Try below code:
public FileStreamResult ExportPayments()
{
var result = WriteCsvToMemory(_commonService.GetPayments()());
var memoryStream = new MemoryStream(result);
return new FileStreamResult(memoryStream, "text/csv") { FileDownloadName = "export.csv" };
}
public byte[] WriteCsvToMemory(IEnumerable<Payment_dto> records)
{
using (var memoryStream = new MemoryStream())
using (var streamWriter = new StreamWriter(memoryStream))

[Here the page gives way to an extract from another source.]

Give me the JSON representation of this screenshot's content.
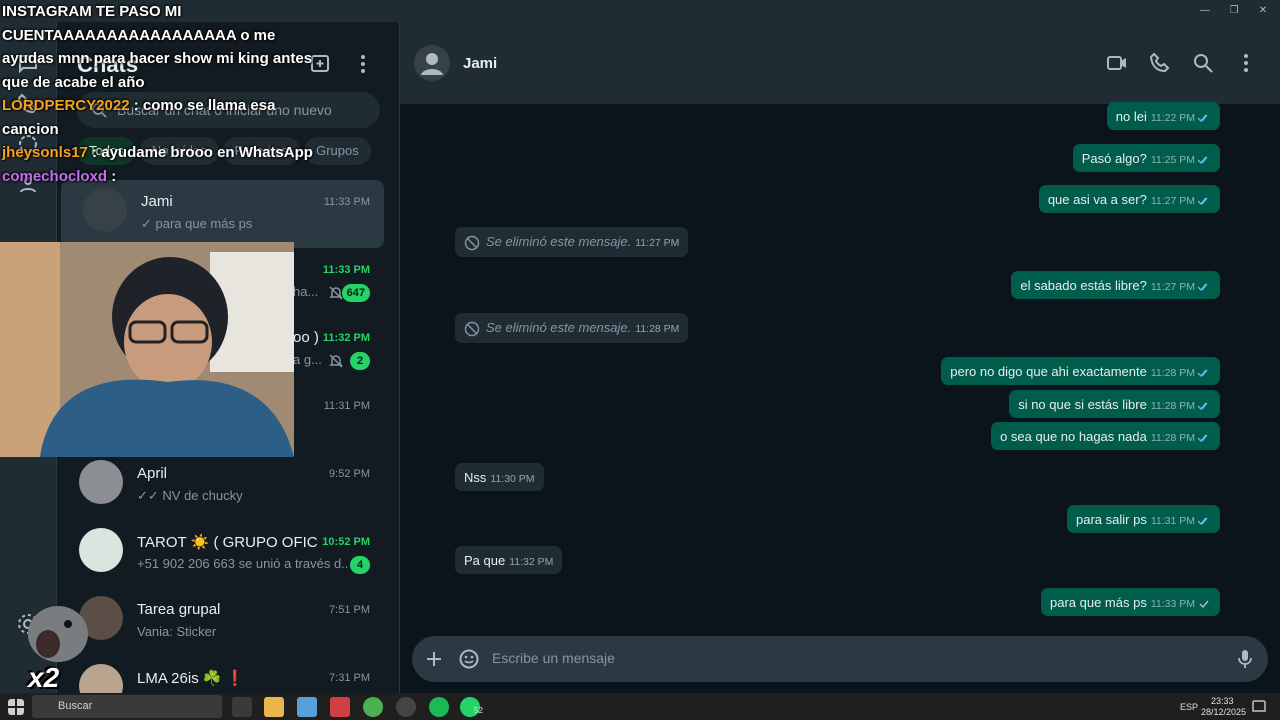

using (var csvWriter = new CsvWriter(streamWriter))
{
csvWriter.WriteRecords(records);
streamWriter.Flush();
return memoryStream.ToArray();
}
}
Update
Below is how to pass a complex type model to an action method which is using GET
HTTP method. I don't prefer this approach, it just gives you an idea there is an approach to achieve this.
Model
public class Data
{
public int Id { get; set; }
public string Value { get; set; }
public static string Serialize(Data data)
{
var serializer = new JavaScriptSerializer();
return serializer.Serialize(data);
}
public static Data Deserialize(string data)
{
var serializer = new JavaScriptSerializer();
return serializer.Deserialize<Data>(data);
}
}
Action:
[HttpGet]
public FileStreamResult ExportPayments(string model)
{
//Deserialize model here
var result = WriteCsvToMemory(GetPayments());
var memoryStream = new MemoryStream(result);
return new FileStreamResult(memoryStream, "text/csv") { FileDownloadName = "export.csv" };
}
View:
@{
var data = new Data()
{
Id = 1,
Value = "This is test"
};
}
@Html.ActionLink("Export", "ExportPayments", new { model = Data.Serialize(data) })